Having spent the morning today exploring the outer limits of my caffeine tolerance (verdict: 12 oz. premium drip coffee not enough, 24 oz. of same far, far too much), I have been in no condition to read, much less string words together in a clear, engaging, and trenchant fashion such as my dear readers have come to demand. I think I may be dying.
But whatever. I'm a wuss.
Be assured I am working on a giant, blockbuster post about the role of the bass player in modern rock music. The Boston Globe had an article this weekend about the decline of the electric bass in pop music that simply cried out for me to respond, so I'm-a-gonna. I shall attack Nu-Metal as a tool of satan, and compare bassless pop music (the White Stripes, the Black Keys, most things these days) to the porn industry. Also be assured I shall proceed with the utmost taste and discretion in my dissertation on same, yeah right.
For now, I will just offer this screed.
Nu-metal is terrible and nu-metal musicians are monumentally stupid [nothing like an easy target, eh? -ed. [stop that, a-hole! -kaus]] I might be old, and I might not be "hip" or "jiggy," but these are immutable facts. In fact, nu-metalers are so stupid, they even get their own lineage wrong. Ask them and they will cite Metallica, Megadeth, Slayer, etc. as heavy bands to copy. They claim these bands as their fathers. Well, that's wrong. Know how you can tell? Listen to the bass. Metallica (ver. 1.1, featuring Cliff Burton), not to mention Megadeth, Anthrax, Slayer, Motorhead, Iron Maiden, Sabbath, Deep Purple, Alice In Chains, etc. etc. featured competent-to-excellent bass players who frequently played lines distinct from the guitar parts (no!!). Moreover, the bass contributed swing and what I like to call "thwack" to the sound.

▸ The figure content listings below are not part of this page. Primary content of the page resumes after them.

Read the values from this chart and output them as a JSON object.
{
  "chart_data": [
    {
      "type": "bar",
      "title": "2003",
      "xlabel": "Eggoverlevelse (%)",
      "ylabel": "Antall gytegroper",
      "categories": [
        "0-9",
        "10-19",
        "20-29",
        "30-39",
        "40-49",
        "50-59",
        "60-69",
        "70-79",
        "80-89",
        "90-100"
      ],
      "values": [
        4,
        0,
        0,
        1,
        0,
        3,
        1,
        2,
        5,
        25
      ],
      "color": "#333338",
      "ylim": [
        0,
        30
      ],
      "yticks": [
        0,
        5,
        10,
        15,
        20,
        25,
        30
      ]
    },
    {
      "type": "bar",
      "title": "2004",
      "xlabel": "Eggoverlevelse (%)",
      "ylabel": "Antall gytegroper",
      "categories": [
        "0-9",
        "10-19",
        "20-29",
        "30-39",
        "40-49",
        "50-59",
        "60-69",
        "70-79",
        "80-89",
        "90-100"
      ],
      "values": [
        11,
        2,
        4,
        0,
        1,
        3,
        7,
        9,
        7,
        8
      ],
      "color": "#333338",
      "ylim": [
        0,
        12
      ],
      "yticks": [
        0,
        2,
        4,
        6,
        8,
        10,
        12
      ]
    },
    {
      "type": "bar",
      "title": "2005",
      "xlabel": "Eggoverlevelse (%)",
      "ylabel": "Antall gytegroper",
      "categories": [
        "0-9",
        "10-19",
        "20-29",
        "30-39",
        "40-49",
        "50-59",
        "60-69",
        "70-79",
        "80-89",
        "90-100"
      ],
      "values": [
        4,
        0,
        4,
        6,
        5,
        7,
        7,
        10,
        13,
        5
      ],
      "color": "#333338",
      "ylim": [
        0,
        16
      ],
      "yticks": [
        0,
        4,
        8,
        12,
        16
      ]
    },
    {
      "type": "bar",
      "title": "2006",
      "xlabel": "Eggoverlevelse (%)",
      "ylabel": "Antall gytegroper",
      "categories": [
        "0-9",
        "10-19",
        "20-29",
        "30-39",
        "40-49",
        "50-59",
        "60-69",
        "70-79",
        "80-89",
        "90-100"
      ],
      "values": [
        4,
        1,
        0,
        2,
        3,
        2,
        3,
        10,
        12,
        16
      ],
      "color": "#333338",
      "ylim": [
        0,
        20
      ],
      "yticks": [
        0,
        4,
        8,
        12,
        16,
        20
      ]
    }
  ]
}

Nu-metal on the other hand, devalues the bass player. There are several reasons for this. First is the bassiness of modern production. Rather than elevate the role of the bass to prominence, modern production combined with detuning allows guitars to take up the frequency range formerly inhabited by bass players. This same detuning hedges bass players in. If the guitars are chunking along in C#, a mere major sixth above the bottom of the bass' range, this leaves no room to break out, and requires the bassist to double the guitars. Additionally, even with a low-B string, any deviation from the guitar line would result in sonic sludge at such low frequencies. Second, modern basses with their newfangled low-B strings don't sound as good as older 4-string models. As a matter of physics, low-B strings are flappier and less tight-sounding than the EADG strings. Pickups designed to compensate for these shortcomings seem to detract from the overall sound of the bass. Third, "heavy" music places a premium on unison playing to increase the "heaviosity" of the riff, and also tends to value unison stops. Hence, the bass follows the guitar.
These sonic and musical considerations are only half of the story, though. The other half is this. When you listen to nu-metal, the bass tends to play very simple figures over and over. It may as well not be there, but for the need for increased heaviosity. This was NOT the case when Bruce Dickinson fronted Iron Maiden, my friend!! But this WAS the case when Kip Winger fronted, er, Winger. All that has changed is the musical vocabulary. Whereas hair/glam metal bands would have had the bassist play a pedal tone eight hundred times underneath the intro riff to song (for example Judas Priest's "You Got Another Thing Coming," or Van Halen's "Running With The Devil," or almost every Poison song ever) while the band sings about guitars, women, parties, or touring, nu-metal bassists play E-F-E-Bb over and over while the band sings about fury, rage, anger, or angst. New wine, old bottles. Bo-ring. Nu-Metal bands are nothing but Poison in a post-grunge world. Except without the hair or entertainment value. Or quality.
I don't know why I care so much; and I can't think of why you should. I actually LIKE hair metal, a lot. A lot a lot. But hair metal bands labored under no illusions that they were making art, much less a statement. It was fun! Nu-metal, on the other hand, tries hard not to be fun. And, as Lisa Simpson once said, "making teenagers feel angst is like shooting fish in a barrel."
Up next: the death of the bass in indie rock: the porn connection.